125-1) 50歳代、女性。交通事故から4時間近く経過して急激に右上腹部痛が出現。

>画像所見 : 肝右葉の中心性破裂(Ib)および肝被膜下への造影剤の漏出が明らか。単純CTでも肝損傷部位に淡いhigh densityがみられ、新鮮な血腫が示唆される。突発する右上腹部痛は、肝被膜下出血によって急速に肝被膜が伸展されたことによるものと考えられる。この時点では腹腔内出血はないが、血管造影でも肝動脈からのextravasationが確認された(↑)ため、TAEを行った。
>診断 : 肝損傷( liver injury )
>解説 : 
自転車走行中に車に追突され近医を受診。一旦帰宅したが、4時間近く経過してから急激に右上腹部痛が出現してきたため、救急搬入された。
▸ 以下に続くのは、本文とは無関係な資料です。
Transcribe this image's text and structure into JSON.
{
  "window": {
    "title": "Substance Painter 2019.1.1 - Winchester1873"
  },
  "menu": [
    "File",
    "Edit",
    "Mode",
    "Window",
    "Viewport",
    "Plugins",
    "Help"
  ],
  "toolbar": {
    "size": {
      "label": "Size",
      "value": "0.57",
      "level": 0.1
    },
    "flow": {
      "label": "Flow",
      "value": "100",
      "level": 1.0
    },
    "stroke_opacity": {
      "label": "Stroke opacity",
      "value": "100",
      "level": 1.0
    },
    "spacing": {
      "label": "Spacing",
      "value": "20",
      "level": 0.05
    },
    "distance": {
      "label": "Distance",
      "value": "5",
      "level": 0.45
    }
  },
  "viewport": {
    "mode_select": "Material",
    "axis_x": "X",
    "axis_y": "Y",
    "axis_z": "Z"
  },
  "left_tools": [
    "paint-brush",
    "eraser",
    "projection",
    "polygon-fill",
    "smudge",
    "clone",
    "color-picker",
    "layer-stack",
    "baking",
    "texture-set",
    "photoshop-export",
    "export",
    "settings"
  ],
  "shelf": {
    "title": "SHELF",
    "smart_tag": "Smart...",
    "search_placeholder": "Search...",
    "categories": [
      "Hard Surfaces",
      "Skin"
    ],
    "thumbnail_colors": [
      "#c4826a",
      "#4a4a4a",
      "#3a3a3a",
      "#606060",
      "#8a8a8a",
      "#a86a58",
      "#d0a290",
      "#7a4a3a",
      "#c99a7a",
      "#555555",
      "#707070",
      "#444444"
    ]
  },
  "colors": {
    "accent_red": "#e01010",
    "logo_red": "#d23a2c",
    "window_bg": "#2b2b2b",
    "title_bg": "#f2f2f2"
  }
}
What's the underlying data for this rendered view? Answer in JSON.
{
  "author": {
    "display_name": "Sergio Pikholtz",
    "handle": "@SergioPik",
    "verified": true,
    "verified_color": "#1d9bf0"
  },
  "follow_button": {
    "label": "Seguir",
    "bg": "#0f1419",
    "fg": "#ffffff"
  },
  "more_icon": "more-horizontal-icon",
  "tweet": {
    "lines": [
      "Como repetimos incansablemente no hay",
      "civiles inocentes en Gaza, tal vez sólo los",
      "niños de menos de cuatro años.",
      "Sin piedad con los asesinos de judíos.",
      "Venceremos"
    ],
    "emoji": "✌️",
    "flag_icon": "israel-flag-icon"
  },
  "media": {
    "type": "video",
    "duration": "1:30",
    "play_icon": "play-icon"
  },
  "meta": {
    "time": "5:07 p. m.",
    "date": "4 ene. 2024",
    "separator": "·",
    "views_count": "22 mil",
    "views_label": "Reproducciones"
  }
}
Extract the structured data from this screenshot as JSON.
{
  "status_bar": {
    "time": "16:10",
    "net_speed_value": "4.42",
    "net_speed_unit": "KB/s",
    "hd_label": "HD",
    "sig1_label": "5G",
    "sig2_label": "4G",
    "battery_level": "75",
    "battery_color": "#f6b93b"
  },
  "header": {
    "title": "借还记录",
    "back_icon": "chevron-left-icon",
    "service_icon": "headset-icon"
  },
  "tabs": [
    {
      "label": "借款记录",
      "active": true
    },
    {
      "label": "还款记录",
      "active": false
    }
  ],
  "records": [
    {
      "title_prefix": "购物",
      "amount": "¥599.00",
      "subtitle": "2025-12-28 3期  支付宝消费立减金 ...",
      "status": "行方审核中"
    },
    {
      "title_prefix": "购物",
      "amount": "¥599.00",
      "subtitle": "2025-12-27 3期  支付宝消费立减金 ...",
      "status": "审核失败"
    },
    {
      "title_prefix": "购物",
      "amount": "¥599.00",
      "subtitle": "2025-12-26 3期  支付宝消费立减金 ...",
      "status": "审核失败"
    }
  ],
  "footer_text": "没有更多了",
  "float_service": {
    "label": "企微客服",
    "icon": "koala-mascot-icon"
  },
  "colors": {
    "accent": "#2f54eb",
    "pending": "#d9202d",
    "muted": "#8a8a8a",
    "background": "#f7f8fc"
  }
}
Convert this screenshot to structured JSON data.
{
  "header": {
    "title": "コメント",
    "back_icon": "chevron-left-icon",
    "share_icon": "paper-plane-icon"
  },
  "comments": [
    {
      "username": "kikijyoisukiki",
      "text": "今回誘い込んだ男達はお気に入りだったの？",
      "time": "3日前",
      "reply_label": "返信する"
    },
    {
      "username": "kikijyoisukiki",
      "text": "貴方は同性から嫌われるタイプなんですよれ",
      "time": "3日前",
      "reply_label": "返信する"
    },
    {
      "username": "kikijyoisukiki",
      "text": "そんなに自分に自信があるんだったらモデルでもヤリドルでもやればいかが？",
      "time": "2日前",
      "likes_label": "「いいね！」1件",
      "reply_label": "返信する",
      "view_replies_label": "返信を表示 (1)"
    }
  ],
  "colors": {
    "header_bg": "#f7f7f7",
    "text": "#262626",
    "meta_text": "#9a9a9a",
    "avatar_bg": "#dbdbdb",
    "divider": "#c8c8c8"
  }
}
造影CTで高度の肝被膜下出血と中心性破裂を確認し、緊急血管造影にて肝動脈塞栓術を施行した。その後経皮的に血腫部のドレナージを行い、1カ月半後に退院となった。 腹部鈍的外傷による実質臓器損傷は碑損傷に次いで肝損傷が多く、日本外傷学会の臓器損傷分類が広く用いられている。
<肝損傷分類>
I型:被膜下損傷
    Ia.被膜下血腫   
     Ib.実質内血腫(中心性破裂)
II型:表在性損傷
III型:深在性損傷
     IIIa.単純深在性損傷  
     IIIb.複雑深在性損傷

125-2) 30歳代、女性。交通事故によるハンドル外傷。

>画像所見 : 外傷直後のUSでは肝S2にわずかに低エコー領域が疑える。単純CTでも淡いLDAがみられる。6時間後のUSと造影CTでは肝損傷がさらに明瞭になっている。
>診断 : 肝損傷(Ib
>解説 : 
一般的に、軽微な実質臓器損傷はUSや単純CTでは診断できないことも多く、造影CTが必要である。時間的余裕がなければ単純CTは省略してもよい。もちろん、腹部の重症外傷では心タンポナーデ、腹腔内出血、血胸の有無を迅速に確認するための外傷時特定部位超音波検査(FAST)が必須であることはいうまでない。